Further question: how would I get the mode (ie the most common entry) rather than the minimum? In other words, is there a simple way to replace .min in df['min_year'] = s.unstack(level=-1).min(axis=1) to grab the most common, rather than the smallest number?
Using Python. I have a DataFrame with three columns:
Author | Title | Review
Each entry under Review includes multiple years (ie '88 '89 '87). I want to sort by lowest year in each row's cell. Ie, I want all the rows where '87 is the lowest grouped together.
If I do
df.index = df['Review'].str.extractall(r'(\'\d\d)')
df = df.sort_index(ascending=False).reset_index(drop=True)
I get:
ValueError: Length mismatch: Expected axis has 1005046 elements, new values have 2449016 elements
Ie: my original DataFrame has 1005046 rows, but b/c each row on average has about 2.4 years, I end up with 2449016 extracted years.
The problem seems to be that the function extractall creates a new row for each instance of the pattern, so I end up with 2.449x more rows than I started with.

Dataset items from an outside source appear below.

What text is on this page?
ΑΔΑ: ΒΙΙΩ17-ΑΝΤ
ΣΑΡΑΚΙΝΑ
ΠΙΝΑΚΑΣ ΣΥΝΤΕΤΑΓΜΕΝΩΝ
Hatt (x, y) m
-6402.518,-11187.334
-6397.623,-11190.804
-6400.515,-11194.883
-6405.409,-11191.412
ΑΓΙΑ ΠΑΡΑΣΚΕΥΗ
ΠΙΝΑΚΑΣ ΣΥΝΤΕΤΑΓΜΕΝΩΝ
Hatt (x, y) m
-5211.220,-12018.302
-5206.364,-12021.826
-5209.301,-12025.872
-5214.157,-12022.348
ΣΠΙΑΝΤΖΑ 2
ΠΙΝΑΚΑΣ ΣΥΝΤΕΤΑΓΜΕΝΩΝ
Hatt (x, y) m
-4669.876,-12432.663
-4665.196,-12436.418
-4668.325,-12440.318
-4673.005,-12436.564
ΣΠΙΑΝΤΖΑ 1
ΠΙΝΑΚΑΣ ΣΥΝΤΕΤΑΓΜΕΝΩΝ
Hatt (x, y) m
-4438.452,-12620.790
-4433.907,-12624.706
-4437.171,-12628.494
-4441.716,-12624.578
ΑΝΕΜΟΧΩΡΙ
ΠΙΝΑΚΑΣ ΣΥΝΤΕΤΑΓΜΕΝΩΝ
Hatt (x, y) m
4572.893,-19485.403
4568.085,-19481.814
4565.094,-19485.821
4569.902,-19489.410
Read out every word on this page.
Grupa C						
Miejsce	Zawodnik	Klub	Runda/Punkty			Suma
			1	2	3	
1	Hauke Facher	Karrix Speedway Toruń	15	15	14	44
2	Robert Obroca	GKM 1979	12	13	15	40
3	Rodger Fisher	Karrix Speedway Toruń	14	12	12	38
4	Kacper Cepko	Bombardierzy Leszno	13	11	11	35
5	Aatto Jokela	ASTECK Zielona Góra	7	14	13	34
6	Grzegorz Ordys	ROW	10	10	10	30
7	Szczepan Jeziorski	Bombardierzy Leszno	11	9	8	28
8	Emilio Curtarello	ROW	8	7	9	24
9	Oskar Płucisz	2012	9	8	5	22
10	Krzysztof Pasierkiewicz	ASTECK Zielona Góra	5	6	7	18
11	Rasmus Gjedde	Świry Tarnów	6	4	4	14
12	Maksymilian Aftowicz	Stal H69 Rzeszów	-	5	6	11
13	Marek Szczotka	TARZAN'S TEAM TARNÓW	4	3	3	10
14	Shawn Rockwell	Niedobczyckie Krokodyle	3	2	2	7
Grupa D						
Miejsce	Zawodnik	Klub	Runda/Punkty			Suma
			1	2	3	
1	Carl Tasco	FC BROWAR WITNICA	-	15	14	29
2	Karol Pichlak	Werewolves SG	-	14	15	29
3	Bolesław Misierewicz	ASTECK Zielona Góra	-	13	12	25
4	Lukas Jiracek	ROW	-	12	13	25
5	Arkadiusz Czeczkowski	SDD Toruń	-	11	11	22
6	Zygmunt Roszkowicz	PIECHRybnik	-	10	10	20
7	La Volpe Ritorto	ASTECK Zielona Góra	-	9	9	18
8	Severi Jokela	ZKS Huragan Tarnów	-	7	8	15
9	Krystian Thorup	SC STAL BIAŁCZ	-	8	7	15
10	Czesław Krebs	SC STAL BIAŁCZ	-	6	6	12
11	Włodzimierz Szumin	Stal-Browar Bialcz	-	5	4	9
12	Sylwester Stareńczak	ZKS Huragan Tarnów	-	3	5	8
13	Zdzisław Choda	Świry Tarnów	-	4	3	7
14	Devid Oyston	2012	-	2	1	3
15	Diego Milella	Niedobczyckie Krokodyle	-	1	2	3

Here's the output when I call:
print(df['Review'].str.extractall(r'(\'\d\d)').head(10))
output:
0
match
0 0 '69
1 '69
2 '69
1 0 '99
1 '99
2 0 '97
3 0 '86
1 '86
4 0 '96
6 0 '81
Ie: The zero row in the original df had three instances of '69, which creates three separate rows after using extractall. I need to sort each original row by the smallest year, maintaining everything else about the df.